Este será el día para rememorar la niñez como el sitio del regreso, entonces, viene el recuerdo de “Dos hermanos en la tarde de la infancia”.De nuevo en la noche como receptáculo del origen se detiene el tiempo, “No fluye al mar su curso”, y sin embargo, da paso al otro día. Entre guerras y ruinas el tiempo abismal de la noche recompone el mundo; entre la agitación se despliegan los instantes, entre fisuras se resquebrajan y provocan el asombro. Es la oscuridad que protege la “ruina o esplendor en los matices del blanco”. En esta soledad cósmica de la noche, un hombre deja una leve Señal de sombra en el muro”. En el decurso de esta nocturnidad que parece diluir lo real, el soliloquio, el pájaro, el viento, la puerta van conspirando, entre la vigilia y el sueño, para que el día vuelva bajo el reino de lo iluminado. Entonces, el poeta solo espera “Verter la noche en vasija hecha de viento”, de modo que todo se disuelva en el elemento más imaginario, entre la bruma del existir y el desaparecer.
Así queda configurada la "Señal de sombra", segunda sección del poemario. Surge de inmediato una suerte de signos para poblar de sombra el espacio aligerado que ha dejado la noche:

Barro celeste, polvo de nube,
lluvia bendita, trozos de piel ajena.
Versos rumor de río.
Hombres inclinados ante el surco.
Mujeres llevando en sus cabezas vasijas de milagro.

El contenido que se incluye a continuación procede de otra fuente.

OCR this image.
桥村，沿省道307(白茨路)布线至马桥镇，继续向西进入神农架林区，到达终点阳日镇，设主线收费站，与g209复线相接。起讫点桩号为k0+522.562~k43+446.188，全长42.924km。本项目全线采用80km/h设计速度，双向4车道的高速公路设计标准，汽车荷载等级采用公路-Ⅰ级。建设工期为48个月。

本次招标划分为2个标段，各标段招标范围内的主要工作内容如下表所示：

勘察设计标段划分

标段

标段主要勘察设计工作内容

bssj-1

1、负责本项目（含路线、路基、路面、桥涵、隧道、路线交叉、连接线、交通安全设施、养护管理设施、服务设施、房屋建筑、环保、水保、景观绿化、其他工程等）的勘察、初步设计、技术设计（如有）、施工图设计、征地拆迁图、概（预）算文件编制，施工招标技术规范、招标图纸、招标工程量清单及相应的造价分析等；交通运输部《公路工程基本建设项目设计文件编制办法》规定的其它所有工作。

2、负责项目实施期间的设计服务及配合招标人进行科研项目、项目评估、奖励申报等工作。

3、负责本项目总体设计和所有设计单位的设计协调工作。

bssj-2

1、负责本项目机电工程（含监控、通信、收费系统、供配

He aquí el tiempo de la vendimia, del acto cotidiano, del grito que captura este fluir entremezclado de idas y apariciones. Como réplica del tiempo que queda, todo vuelve “En círculo como una proeza”.
La agitación perfora la memoria como si el día se la llevara entre la luz para hundirla en la rueda que no se detiene; sólo queda “Un escombro sembrado en el patio de la infancia”. Ya comienza el tiempo a desvencijarse, a desmoronar el viento del inicio. Hasta que esa fuerza planetaria de luna y sol, de encuentro de sombra, gesta el choque, el traqueteo luminoso. Entonces, el sol “Con una sonrisa sin dientes convoca los eclipses”. Ya este es un anuncio de la venida de la destrucción, se presiente el máximo triunfo de la evanescencia, por eso:

Al fondo de la luz una calle ciega.
A la derecha un trono.
A la izquierda, entre clamores y vítores,
un ángel de alas calcinadas señala un precipicio.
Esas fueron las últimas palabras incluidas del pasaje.